Released from prison in April 1998, Tomlinson moved first to Paris and then to Switzerland. There he began to use Internet cafes to post highly embarrassing details of MI6 operations. This included revealing a high-level mole in Germany’s Central Bank claiming the man—code-named Orcadia—had betrayed his country’s economic secrets to Britain. He also disclosed details of a plot by MI6 to assassinate President Slobodan Milosevic of Serbia in 1992.

Then came the moment he moved from being just another disgruntled former spy into the world of Mohamed al-Fayed, already wellpeopled with conspiratorial figures.

To the billionaire Tomlinson, by now almost penniless, was, al-Fayed told me, “like a sign from heaven.” He encouraged Tomlinson to tell all he knew to the French judge investigating the deaths of Diana and Dodi.

In a sworn affidavit, Tomlinson claimed MI6 was implicated in the couple’s deaths. Agents of the service had been in Paris for two weeks prior to their deaths and had held several meetings with Henri Paul, “who was a paid informer of MI6.” Later in his affidavit, Tomlinson alleged “Paul had been blinded as he drove through the underpass by a high-powered flash, a technique which is consistent with MI6 methods in other assassinations.”

Such allegations brought Tomlinson even deeper into al-Fayed’s inner circle. The former agent was now more than “a sign from heaven.” He had become, in al-Fayed’s words to me, “the man who could unravel the terrible truth of an incident of such magnitude and historical importance.”

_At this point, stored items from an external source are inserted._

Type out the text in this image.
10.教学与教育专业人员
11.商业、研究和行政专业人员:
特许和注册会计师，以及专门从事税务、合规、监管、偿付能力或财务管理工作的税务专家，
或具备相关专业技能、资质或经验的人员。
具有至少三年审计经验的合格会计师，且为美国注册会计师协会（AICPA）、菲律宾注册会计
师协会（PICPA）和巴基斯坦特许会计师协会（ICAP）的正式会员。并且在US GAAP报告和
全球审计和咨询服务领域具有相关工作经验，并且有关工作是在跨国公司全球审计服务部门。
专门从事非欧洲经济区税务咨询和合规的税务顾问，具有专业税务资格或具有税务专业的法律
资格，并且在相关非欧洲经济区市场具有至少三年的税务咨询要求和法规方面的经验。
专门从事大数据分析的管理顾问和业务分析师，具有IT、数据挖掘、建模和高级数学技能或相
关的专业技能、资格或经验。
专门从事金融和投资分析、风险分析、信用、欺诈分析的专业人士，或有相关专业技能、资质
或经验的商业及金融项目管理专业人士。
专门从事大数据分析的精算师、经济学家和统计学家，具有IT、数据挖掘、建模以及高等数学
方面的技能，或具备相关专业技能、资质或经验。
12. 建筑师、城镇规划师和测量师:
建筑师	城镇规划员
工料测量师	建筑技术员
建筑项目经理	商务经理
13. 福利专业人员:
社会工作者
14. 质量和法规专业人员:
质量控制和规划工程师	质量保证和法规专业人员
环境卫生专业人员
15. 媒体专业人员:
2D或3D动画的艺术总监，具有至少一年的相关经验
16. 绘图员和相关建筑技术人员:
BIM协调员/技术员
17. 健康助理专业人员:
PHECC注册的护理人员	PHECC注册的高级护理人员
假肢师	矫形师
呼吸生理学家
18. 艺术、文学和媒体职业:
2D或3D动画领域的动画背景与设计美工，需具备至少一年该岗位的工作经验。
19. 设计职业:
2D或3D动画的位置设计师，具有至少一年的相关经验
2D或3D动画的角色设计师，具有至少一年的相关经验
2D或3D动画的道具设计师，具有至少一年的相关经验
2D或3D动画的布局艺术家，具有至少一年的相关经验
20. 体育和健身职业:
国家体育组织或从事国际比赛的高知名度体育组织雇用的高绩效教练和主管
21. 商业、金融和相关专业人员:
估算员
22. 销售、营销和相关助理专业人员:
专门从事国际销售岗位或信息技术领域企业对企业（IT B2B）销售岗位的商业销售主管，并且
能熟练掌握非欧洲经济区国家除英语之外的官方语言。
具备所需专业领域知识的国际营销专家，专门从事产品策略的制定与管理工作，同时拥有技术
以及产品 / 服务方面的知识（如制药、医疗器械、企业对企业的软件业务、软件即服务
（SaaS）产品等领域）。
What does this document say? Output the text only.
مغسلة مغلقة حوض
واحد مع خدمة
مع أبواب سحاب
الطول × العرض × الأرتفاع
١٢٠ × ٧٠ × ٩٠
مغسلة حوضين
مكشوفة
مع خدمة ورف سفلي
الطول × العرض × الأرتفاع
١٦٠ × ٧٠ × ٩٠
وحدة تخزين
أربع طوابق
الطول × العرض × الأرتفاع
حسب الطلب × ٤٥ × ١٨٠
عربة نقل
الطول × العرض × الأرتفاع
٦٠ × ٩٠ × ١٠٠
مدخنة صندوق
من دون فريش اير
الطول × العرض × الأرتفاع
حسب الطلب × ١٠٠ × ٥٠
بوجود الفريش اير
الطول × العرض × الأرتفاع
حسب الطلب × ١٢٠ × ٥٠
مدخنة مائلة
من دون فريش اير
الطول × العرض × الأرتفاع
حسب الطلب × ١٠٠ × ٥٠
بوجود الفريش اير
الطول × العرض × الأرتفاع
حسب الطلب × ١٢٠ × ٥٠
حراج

It was to further encourage Tomlinson to continue with his campaign that MacNamara had flown to Geneva.

Ever since he had arrived in the city, Tomlinson had faced increasing insolvency. He could barely find the rent for his studio apartment. His efforts to raise money by writing travel articles had come to nothing. His efforts to be employed as a private detective had also failed because he feared to travel around Europe in case MI6 agents “snatched me.” On the advice of MI6, he had been banned from being admitted to the United States, Australia, and France. Only Switzerland had offered him sanctuary on the grounds that any breaches of the Official Secrets Act was “a political crime” and therefore not a subject for extradition.

MI6 sources I have spoken to suggest that MacNamara had gone to see Tomlinson with a view to resolving the former spy’s financial plight. More certain is that shortly afterwards Tomlinson had sufficient funds to launch what he called “my nuclear option.” Using a sophisticated Microsoft program he had installed in his state-of-the-art computer, Tomlinson began to publish on his specially created and very expensive website the names of over one hundred serving MI6 officers—including twelve he said had been involved in a plot to kill Diana and Dodi.